Project Bear - Rebuilding Bash's Core Supply Chain Infrastructure

The Bear Season 2 Poster, by FX Networks

This was originally published on Linkedin here.

In July, the Bash team faced significant decisions: after a comprehensive review of our supply chain services, we had to choose between iterating on our existing legacy systems, which were largely 10+ year-old projects with little internal IP, or building new services to meet our needs for the 2023 season and beyond.

Context

We landed in this situation due to a longstanding misalignment between business and engineering culture, commonly seen in large corporate environments. The existing services had been meeting business requirements for many years but had not kept pace with modern engineering standards. This resulted in opaque systems with limited monitoring and understanding of the decisions they made.

Fast forward to 2021: business expectations shifted to an engineering-led mindset. Stakeholders now sought insight into how their systems worked and urged teams to invest in core engineering best practices.

Over the past two years, teams worked to upgrade their services and create some transparency. However, at their core, these services still suffered from misalignment, as evidenced by:

A majority of logic residing in SQL Stored Procedures, making changes risky.
Database queuing, which, at our scale, caused numerous problems.
Writing logs to databases.
Heavy reliance on deprecated/unsupported technology.
On-premise deployments with limited/no control of the environment.
All mid-2010 Microsoft-centric, with minimal Open Source usage and no clear path to improvement (e.g. .NET Core, containerisation).

Our Tech Standards

Given these limitations, we set an ambitious goal: We wanted our 2023 peak shopping season to run on new services built around our developing tech standards within Bash:

Golang as our preferred language.
PostgreSQL as our primary database engine of choice, moving away from MS SQL.
Embracing event-driven architectures, utilising Kafka for internal and domain events.
Deployment in a cloud environment (AWS) on Kubernetes.
Seamless observability and monitoring with Prometheus integration and detailed Grafana dashboards.
Empowering our Data Team by centralising all pertinent data in Snowflake.

Why Project Bear?

The project's name, inspired by the FX show "The Bear" shows the ambitious goal of a young chef in the fine dining world who returns home to Chicago to transform his small family restaurant into a world-class dining establishment. Watching The Bear, we found many parallels between operating in a high-performance kitchen and an engineering team, where communication, situational awareness, and trust are crucial.

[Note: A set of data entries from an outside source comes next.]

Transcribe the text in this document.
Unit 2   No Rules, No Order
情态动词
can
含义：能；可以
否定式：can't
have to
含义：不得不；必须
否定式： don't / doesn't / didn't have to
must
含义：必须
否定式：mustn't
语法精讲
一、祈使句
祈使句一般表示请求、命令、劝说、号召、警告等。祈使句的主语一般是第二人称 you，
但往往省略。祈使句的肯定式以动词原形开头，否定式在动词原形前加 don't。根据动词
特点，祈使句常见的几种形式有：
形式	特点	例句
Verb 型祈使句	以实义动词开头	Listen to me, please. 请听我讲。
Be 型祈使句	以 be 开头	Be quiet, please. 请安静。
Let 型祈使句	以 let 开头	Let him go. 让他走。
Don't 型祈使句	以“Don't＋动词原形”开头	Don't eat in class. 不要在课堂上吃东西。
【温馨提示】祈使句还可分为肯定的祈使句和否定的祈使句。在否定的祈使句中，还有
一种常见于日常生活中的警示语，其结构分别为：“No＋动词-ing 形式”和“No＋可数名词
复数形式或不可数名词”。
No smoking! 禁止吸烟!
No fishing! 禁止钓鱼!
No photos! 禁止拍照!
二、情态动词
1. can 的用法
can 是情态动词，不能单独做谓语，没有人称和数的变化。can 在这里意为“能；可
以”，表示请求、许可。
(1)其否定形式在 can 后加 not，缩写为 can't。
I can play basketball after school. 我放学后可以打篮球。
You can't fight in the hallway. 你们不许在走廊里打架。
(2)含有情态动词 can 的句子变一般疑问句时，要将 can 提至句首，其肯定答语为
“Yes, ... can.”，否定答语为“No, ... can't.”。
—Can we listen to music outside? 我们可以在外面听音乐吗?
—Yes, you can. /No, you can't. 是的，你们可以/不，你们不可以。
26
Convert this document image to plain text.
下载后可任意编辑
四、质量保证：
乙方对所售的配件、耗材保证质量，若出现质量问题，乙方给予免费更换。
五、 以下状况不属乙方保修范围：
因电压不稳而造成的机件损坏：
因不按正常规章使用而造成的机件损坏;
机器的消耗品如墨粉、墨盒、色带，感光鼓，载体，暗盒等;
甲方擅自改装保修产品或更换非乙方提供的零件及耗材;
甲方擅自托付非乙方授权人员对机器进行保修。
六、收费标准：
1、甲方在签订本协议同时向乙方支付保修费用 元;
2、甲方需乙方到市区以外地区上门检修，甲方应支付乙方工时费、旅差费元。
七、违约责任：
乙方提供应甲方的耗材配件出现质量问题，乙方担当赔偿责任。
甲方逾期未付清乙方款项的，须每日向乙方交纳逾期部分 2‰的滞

Here are some short clips which touch on some of the aspects in the show:

Sydney & Richie's Five Minutes
Richie Steps Up at the Michelin Star Restaurant
Kitchen Nightmare (and what goes wrong when you don't communicate)

New Services

By the first week of November, all Project Bear services were operational, taking 4 months to complete. The following services where deployed:

A new foundation for our Order Management System, enhancing order orchestration to be simple, extensible, and observable.
A new service for representing all stock in TFG stores and warehouses, and an allocation engine (affectionately known as Al’s Alligator 🐊) for routing order item pick instructions to the appropriate facility.
A new service for managing all supply chain facilities, allowing extensive configuration via Retool.
A new logistics engine, increasing transparency for courier integration and parcels in our operations teams.
(Bonus) A new communication service, revamping how we send SMSs and Emails for critical journeys like one-time PINs.

Results

These new services significantly improved customer experience, evidenced by:

A 90% reduction in average time to send critical communications, down to less than 5 seconds during peak periods.
Our Order Management System’s allocation time for an order to a facility decreased from minutes (sometimes hours during peak periods) to less than a second.
Empowered operations teams were able to monitor and take action on supply chain facilities through Retool apps built atop the new services.
A 66% improvement in our core order item cancellation metric during peak periods.

While this phase of the project is complete, we are only about 40% done with our overall goal of deprecating all our legacy systems (not just core supply chain). We will continue to actively expand new services over the coming months until we can fully move away our legacy on-premise services.

Reflection

This achievement would not have been possible without the hard work and dedication of the project engineering team, their PMs, and supporting engineers in the business. Thank you for all your hard work - It was a once in a lifetime experience work with such a talented team and have an entire engineering organisation rally around a goal like this.

We will share more about some of our new services in the new year, but in the meantime the team will be taking a well-deserved holiday break.